PRSP, Financial) and Fortune Brands (FBHS, Financial) to take advantage of the new opportunity set. We also trimmed relative outperformers LICT Corp. (LICT, Financial) and Black Knight (BKI, Financial) to manage their weights as their position sizes rose relative to the rest of our portfolio holdings. In addition, we reduced our position in Expedia Group (EXPE, Financial) by nearly two-thirds in late February and early March as the potential travel slowdown started coming into focus. On the buy side, we continue to build up newer positions at lower price points (e.g. First Hawaiian, Markel and Vulcan Materials), as well as older holdings where investors’ fear appeared overdone (e.g. Liberty Global and Liberty Latin America). We initiated three new positions in the portfolio, including IDEX Corp. (mentioned above), CoStar Group and HEICO Corporation (detailed below). These three companies are characterized by the highest Weitz Quality Scores (Q1’s or Q2’s on a Q1-Q7 ranking) and strong balance sheets with low-to-no net debt.

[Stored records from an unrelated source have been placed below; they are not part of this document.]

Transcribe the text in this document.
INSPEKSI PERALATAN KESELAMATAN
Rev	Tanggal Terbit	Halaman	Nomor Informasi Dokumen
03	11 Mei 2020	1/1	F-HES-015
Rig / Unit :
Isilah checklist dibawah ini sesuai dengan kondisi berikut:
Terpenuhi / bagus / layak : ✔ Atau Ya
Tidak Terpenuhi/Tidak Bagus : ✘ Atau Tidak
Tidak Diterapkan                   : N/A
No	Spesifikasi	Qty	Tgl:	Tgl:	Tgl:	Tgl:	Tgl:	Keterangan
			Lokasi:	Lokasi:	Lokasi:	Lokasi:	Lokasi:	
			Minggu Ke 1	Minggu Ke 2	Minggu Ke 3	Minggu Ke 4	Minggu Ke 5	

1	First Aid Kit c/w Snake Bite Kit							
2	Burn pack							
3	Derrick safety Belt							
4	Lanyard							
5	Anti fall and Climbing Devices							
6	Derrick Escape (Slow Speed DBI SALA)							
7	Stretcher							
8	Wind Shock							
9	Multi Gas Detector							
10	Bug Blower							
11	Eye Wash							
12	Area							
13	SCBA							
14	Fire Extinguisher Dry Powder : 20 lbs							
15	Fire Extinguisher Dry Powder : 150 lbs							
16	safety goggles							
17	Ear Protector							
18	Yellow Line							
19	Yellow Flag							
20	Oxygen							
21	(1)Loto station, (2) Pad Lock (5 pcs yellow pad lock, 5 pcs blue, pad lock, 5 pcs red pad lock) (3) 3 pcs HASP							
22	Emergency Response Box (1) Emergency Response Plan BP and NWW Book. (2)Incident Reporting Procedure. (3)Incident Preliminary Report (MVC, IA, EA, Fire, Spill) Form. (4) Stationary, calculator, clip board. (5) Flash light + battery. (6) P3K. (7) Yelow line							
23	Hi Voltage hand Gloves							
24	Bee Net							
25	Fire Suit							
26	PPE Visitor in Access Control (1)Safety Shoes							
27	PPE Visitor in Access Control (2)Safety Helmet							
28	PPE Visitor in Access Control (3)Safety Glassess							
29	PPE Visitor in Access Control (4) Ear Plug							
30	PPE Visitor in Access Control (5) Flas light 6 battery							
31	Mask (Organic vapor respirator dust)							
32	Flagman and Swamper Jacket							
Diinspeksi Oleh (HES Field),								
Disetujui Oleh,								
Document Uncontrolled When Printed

CoStar Group (CSGP) is the leading provider of data, analytics and marketing services to commercial real estate brokers and tenants as well as the operator of the rental marketplace, Research Analyst Jon Baker, CFA, details the business and our investment thesis in this quarter’s Analyst Corner feature. HEICO Corporation’s (HEI.A) largest segment designs, manufactures and sells FAA-approved jet engine and other aircraft replacement parts, typically at price points below those offered by original equipment manufacturers (OEMs). With airlines all but grounded, aftermarket demand for HEICO parts and overhaul services has surely suffered. However, we think it is unlikely that air travel is permanently impaired. As planes return to service, HEICO’s value proposition will help them gain market share. HEICO’s conservative balance should allow them to not only survive this temporary halt but to continue their strategy of bolt-on acquisitions at attractive prices to accelerate business value growth.

As we move into the second quarter, much is still uncertain. Although there are some encouraging headlines and governments around the globe are acting aggressively to head off the worst, we are proceeding with caution. Using our quality-at-a-discount or “QuaD investing” framework, we continue to seek (and act upon) investment opportunities which we believe can deliver superior returns over a multi-year time horizon, even while the near-term outlook remains clouded. We appreciate our shareholders’ trust and the opportunity to invest alongside you.

The views and opinions expressed here are those of the portfolio managers as of 04/20/2020, are subject to change with market conditions, and are not meant as investment advice.